Terminated Employee Does Not Qualify As "Protected"

 

Specialty Lines

Employment Related Practices

Employment Termination

Joseph W. Chandler used to work for Dowell Schlumberger Inc. (DSI). However, when the Michigan Department of Transportation received a tip and cited DSI for improper handling and transporting of hydrochloric acid, Chandler was accused of whistleblowing and fired. Chandler denied any involvement in whistleblowing activities to no avail.

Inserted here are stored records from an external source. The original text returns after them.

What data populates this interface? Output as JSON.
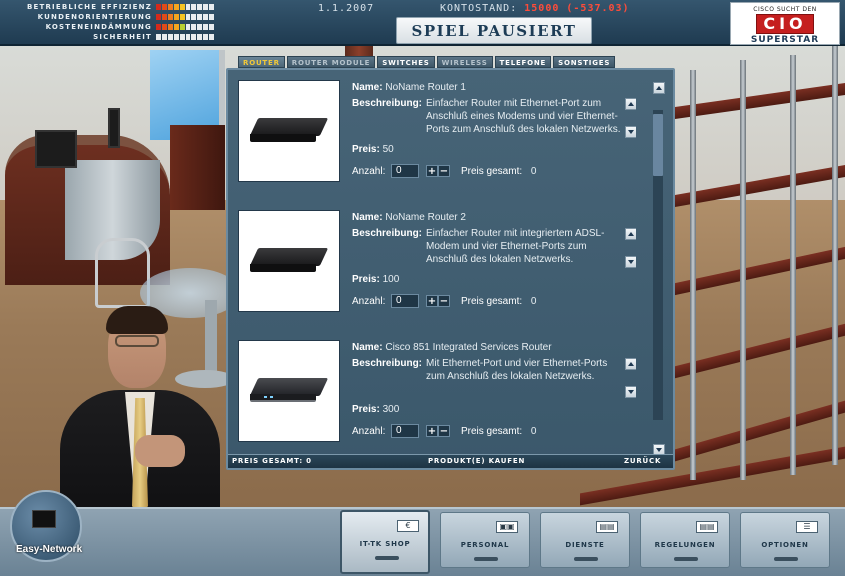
{
  "hud": {
    "stats": [
      {
        "label": "BETRIEBLICHE EFFIZIENZ",
        "colors": [
          "#d32a1c",
          "#e04b1b",
          "#ee7b1f",
          "#f4a620",
          "#f6c523",
          "#e8ecef",
          "#e8ecef",
          "#e8ecef",
          "#e8ecef",
          "#e8ecef"
        ]
      },
      {
        "label": "KUNDENORIENTIERUNG",
        "colors": [
          "#d32a1c",
          "#e04b1b",
          "#ee7b1f",
          "#f4a620",
          "#f6c523",
          "#e8ecef",
          "#e8ecef",
          "#e8ecef",
          "#e8ecef",
          "#e8ecef"
        ]
      },
      {
        "label": "KOSTENEINDÄMMUNG",
        "colors": [
          "#d32a1c",
          "#e04b1b",
          "#ee7b1f",
          "#f4a620",
          "#b8d032",
          "#e8ecef",
          "#e8ecef",
          "#e8ecef",
          "#e8ecef",
          "#e8ecef"
        ]
      },
      {
        "label": "SICHERHEIT",
        "colors": [
          "#e8ecef",
          "#e8ecef",
          "#e8ecef",
          "#e8ecef",
          "#e8ecef",
          "#e8ecef",
          "#e8ecef",
          "#e8ecef",
          "#e8ecef",
          "#e8ecef"
        ]
      }
    ],
    "date": "1.1.2007",
    "konto_label": "KONTOSTAND:",
    "konto_value": "15000 (-537.03)",
    "pause_text": "SPIEL PAUSIERT",
    "logo": {
      "top": "CISCO SUCHT DEN",
      "big": "CIO",
      "bottom": "SUPERSTAR"
    }
  },
  "shop": {
    "tabs": [
      {
        "label": "ROUTER",
        "state": "active"
      },
      {
        "label": "ROUTER MODULE",
        "state": "dim"
      },
      {
        "label": "SWITCHES",
        "state": "normal"
      },
      {
        "label": "WIRELESS",
        "state": "dim"
      },
      {
        "label": "TELEFONE",
        "state": "normal"
      },
      {
        "label": "SONSTIGES",
        "state": "normal"
      }
    ],
    "labels": {
      "name": "Name:",
      "beschreibung": "Beschreibung:",
      "preis": "Preis:",
      "anzahl": "Anzahl:",
      "preis_gesamt": "Preis gesamt:"
    },
    "items": [
      {
        "name": "NoName Router 1",
        "beschreibung": "Einfacher Router mit Ethernet-Port zum Anschluß eines Modems und vier Ethernet-Ports zum Anschluß des lokalen Netzwerks.",
        "preis": "50",
        "anzahl": "0",
        "preis_gesamt": "0"
      },
      {
        "name": "NoName Router 2",
        "beschreibung": "Einfacher Router mit integriertem ADSL-Modem und vier Ethernet-Ports zum Anschluß des lokalen Netzwerks.",
        "preis": "100",
        "anzahl": "0",
        "preis_gesamt": "0"
      },
      {
        "name": "Cisco 851 Integrated Services Router",
        "beschreibung": "Mit Ethernet-Port und vier Ethernet-Ports zum Anschluß des lokalen Netzwerks.",
        "preis": "300",
        "anzahl": "0",
        "preis_gesamt": "0"
      }
    ],
    "plus_minus": [
      "+",
      "−"
    ],
    "footer": {
      "total_label": "PREIS GESAMT: 0",
      "buy_label": "PRODUKT(E) KAUFEN",
      "back_label": "ZURÜCK"
    }
  },
  "bottom": {
    "easy_network_label": "Easy-Network",
    "nav": [
      {
        "label": "IT-TK SHOP",
        "icon": "€",
        "active": true
      },
      {
        "label": "PERSONAL",
        "icon": "▣▣",
        "active": false
      },
      {
        "label": "DIENSTE",
        "icon": "▤▤",
        "active": false
      },
      {
        "label": "REGELUNGEN",
        "icon": "▤▤",
        "active": false
      },
      {
        "label": "OPTIONEN",
        "icon": "☰",
        "active": false
      }
    ]
  }
}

Chandler filed suit against DSI under the protection of the Whistleblowers Protection Act (WPA). In an interesting decision by the trial court, Chandler's case was dismissed as Chandler was not a "protected" employee as defined in the WPA because he had not engaged in nor was he about to engage in any whistleblowing activities. Thus, he was not protected by the WPA.

The WPA requires that for an action to be filed, the terminated employee must 1. be engaged in a protected activity defined by the Act; 2. be terminated or discharged, and 3. there must be a causal relationship between the protected activity and the termination. Chandler was not involved in the protected activity. Even though Chandler appealed because he was a perceived whistleblower and thus should be protected, the decision was affirmed by the Court of Appeals and again by the Michigan Supreme Court.

Joseph W. Chandler, Plaintiff-Appellant, vs. Dowell Schlumberger Incorporated, Defendant-Appellee. Michigan Supreme Court, Lansing, Michigan, No. 98-104864, January 21, 1998.